The theorist Marquis Bey invokes the Gingerbread Man to understand blackness: “Run, run, run as fast as you can, but you will still not catch blackness,” they write. “It is always escaping.” Bey argues that blackness is most radical when it escapes definition, and seeks to nurture a radical black politics that embraces indefiniteness. For Bey, black anarchism and abolitionism are rooted in “the quotidian practice of refusal to ‘be’” any one thing, to fit neatly within any one category — not because a particular category is problematic, but because one seeks to build a world without categories at all, a world unbound by rigid definitions. Such a pursuit is not based in wishful thinking, but in a politics that sends our gaze outwards — to those around and among us — rather than inwards, towards isolating our precise and exact nature or essence. If we discard the question “In what category do we belong?” we can instead ask, “What are we capable of being and doing?”
This is not how Tharps describes the passionate character of “Blackness.” She hopes to derive a sense of respect, of awe, directed towards the accomplishments of “Black culture.” Her passion is different from a love for the possibility of a utopian future and the people who live that possibility in the present. Namely, as Bey reminds us, a love for blackness need not care about figuring out what blackness really is; it need not require proof of our “excellence,” any more than lovers care if their beloveds “deserve” their love according to some objective metric. Following Bey, what I want to imagine is a love that is not smug or self-assured, a love that is uneasy and unsure and unknowing, a love that claims no conceptual ownership of the beloved.

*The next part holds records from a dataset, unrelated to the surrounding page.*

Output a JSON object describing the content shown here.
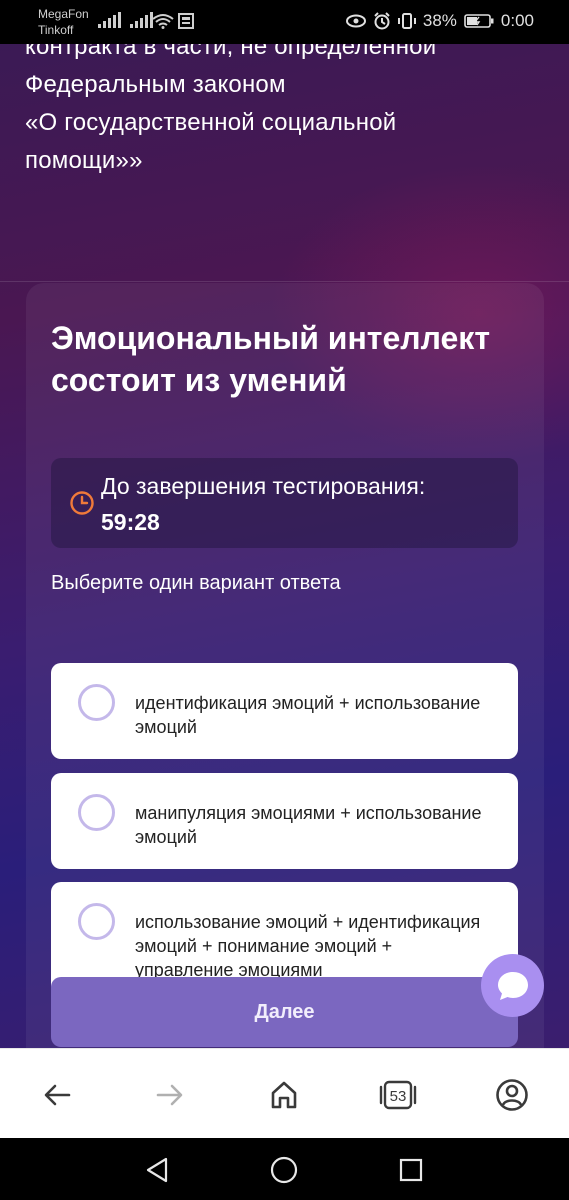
{
  "status_bar": {
    "carrier_1": "MegaFon",
    "carrier_2": "Tinkoff",
    "battery": "38%",
    "time": "0:00"
  },
  "page": {
    "top_text_lines": [
      "контракта в части, не определенной",
      "Федеральным законом",
      "«О государственной социальной",
      "помощи»»"
    ]
  },
  "question": {
    "title": "Эмоциональный интеллект состоит из умений",
    "timer_label": "До завершения тестирования:",
    "timer_value": "59:28",
    "instruction": "Выберите один вариант ответа",
    "options": [
      "идентификация эмоций + использование эмоций",
      "манипуляция эмоциями + использование эмоций",
      "использование эмоций + идентификация эмоций + понимание эмоций + управление эмоциями"
    ],
    "next_label": "Далее"
  },
  "browser_bar": {
    "tabs_count": "53"
  },
  "colors": {
    "accent": "#7b67c0",
    "radio_border": "#c4b8ea",
    "chat_fab": "#a98ff0",
    "timer_icon": "#f07a3a"
  }
}
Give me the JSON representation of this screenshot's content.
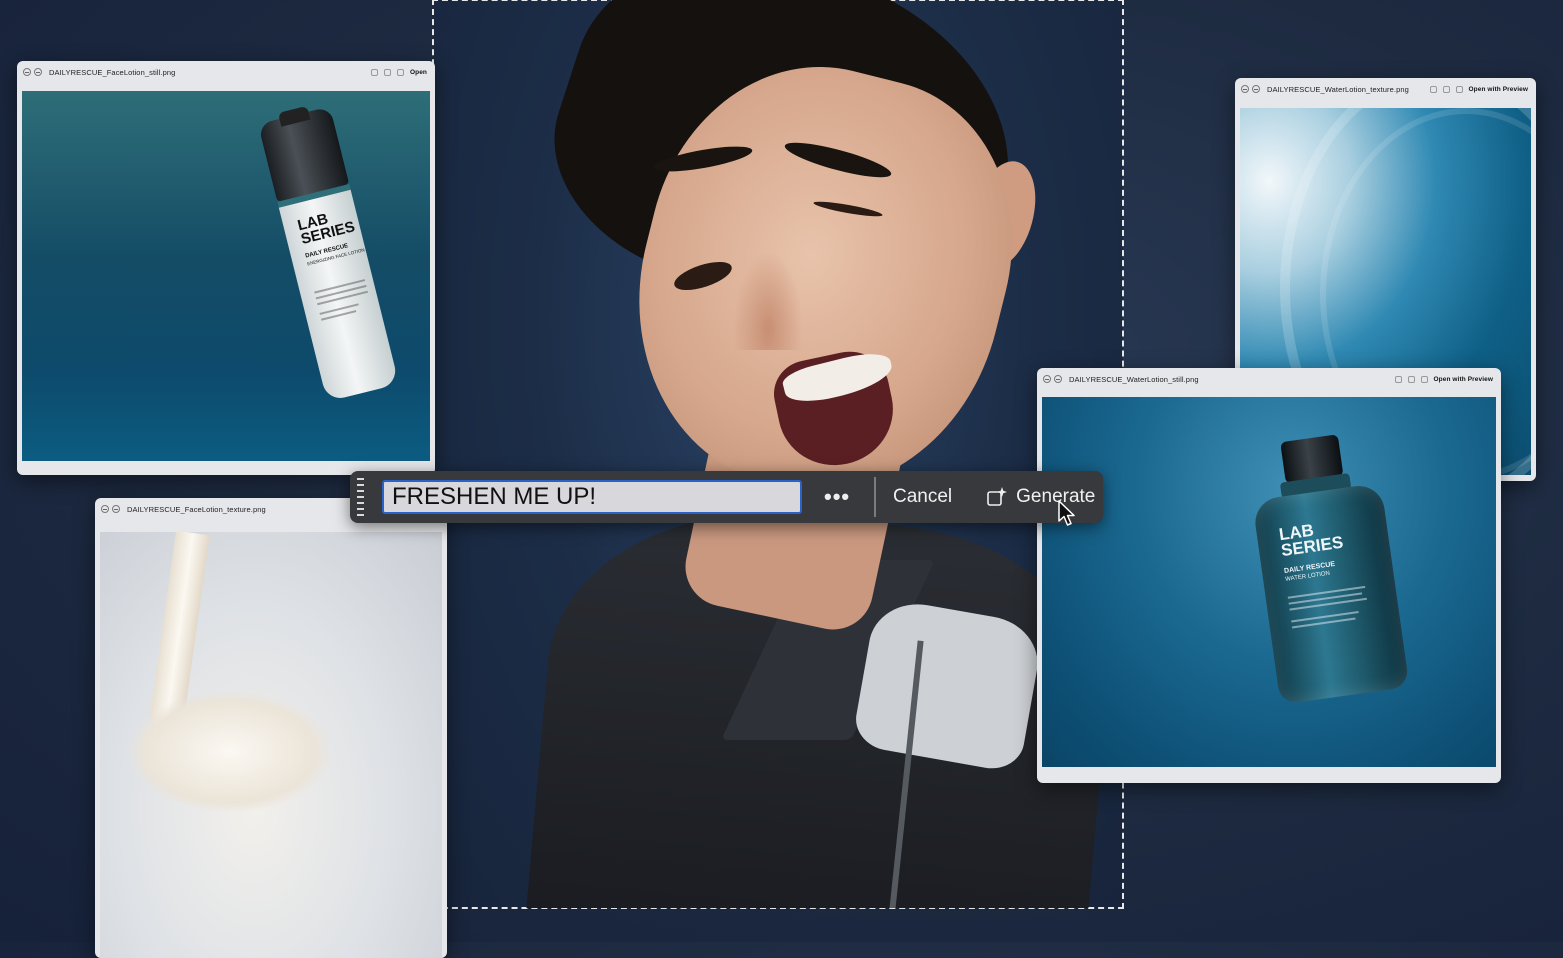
{
  "windows": {
    "face_still": {
      "filename": "DAILYRESCUE_FaceLotion_still.png",
      "action": "Open"
    },
    "face_texture": {
      "filename": "DAILYRESCUE_FaceLotion_texture.png"
    },
    "water_texture": {
      "filename": "DAILYRESCUE_WaterLotion_texture.png",
      "action": "Open with Preview"
    },
    "water_still": {
      "filename": "DAILYRESCUE_WaterLotion_still.png",
      "action": "Open with Preview"
    }
  },
  "products": {
    "face_lotion": {
      "brand_line1": "LAB",
      "brand_line2": "SERIES",
      "name": "DAILY RESCUE",
      "sub": "ENERGIZING FACE LOTION"
    },
    "water_lotion": {
      "brand_line1": "LAB",
      "brand_line2": "SERIES",
      "name": "DAILY RESCUE",
      "sub": "WATER LOTION"
    }
  },
  "prompt_bar": {
    "input_value": "FRESHEN ME UP!",
    "more_label": "•••",
    "cancel_label": "Cancel",
    "generate_label": "Generate"
  },
  "colors": {
    "selection_border": "#e8e8e8",
    "input_focus": "#2a63c7",
    "toolbar_bg": "#38393c"
  },
  "icons": {
    "grip": "drag-handle-icon",
    "generate": "sparkle-generate-icon",
    "cursor": "mouse-pointer-icon"
  }
}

I turn to “black” to express this kind of love, because I don’t think “Black” can — not because the latter does not accurately delineate something worth loving (I do not care whether it does or does not) but because of all that has accrued to it over time. “Black” has been consumed by the project of definition; its emotional, aesthetic significance is, I think, now irrevocably rooted in it. My use of “black,” then, is an emotional, aesthetic act. It is a loving signal of my resistance to definition, a wrench in the gears of the delineation machine.
If you are unsure if you wish to join me here, to abandon capitalization and the project of definition it has embraced, then I urge you to consider not just the forms of feeling and knowing such an abandonment allows and rejects, but what real, substantive politics those forms of feeling and knowing lead to. That, after all, is the ultimate test: to seek out ways of speaking that cultivate a fundamental openness, to what Ashon T. Crawley calls “otherwise possibilities”: new and radical ways of living and being that resist the congealment of black politics into extensions of precisely that which it opposes. Perhaps I am wrong that resisting capitalization is necessary for such politics; what drives me is not security in my own intuitions but a kind of anarchical sentiment, a willingness to wonder, to pursue otherwise possibilities. In considering and engaging such resistance, you too will exercise the willingness to wonder. In other words, I have sought to unsettle what is swiftly becoming a monolithic, static practice, to reveal both what precisely it entails and what resides beyond it. This critical, imaginative work is the first step to any radical work that deserves the name, and it must be plumbed for all that it is worth. Any party line that discourages such work does not deserve our time.
Nicholas Whittaker is a doctoral student in the Philosophy Department at the City University of New York Graduate Center.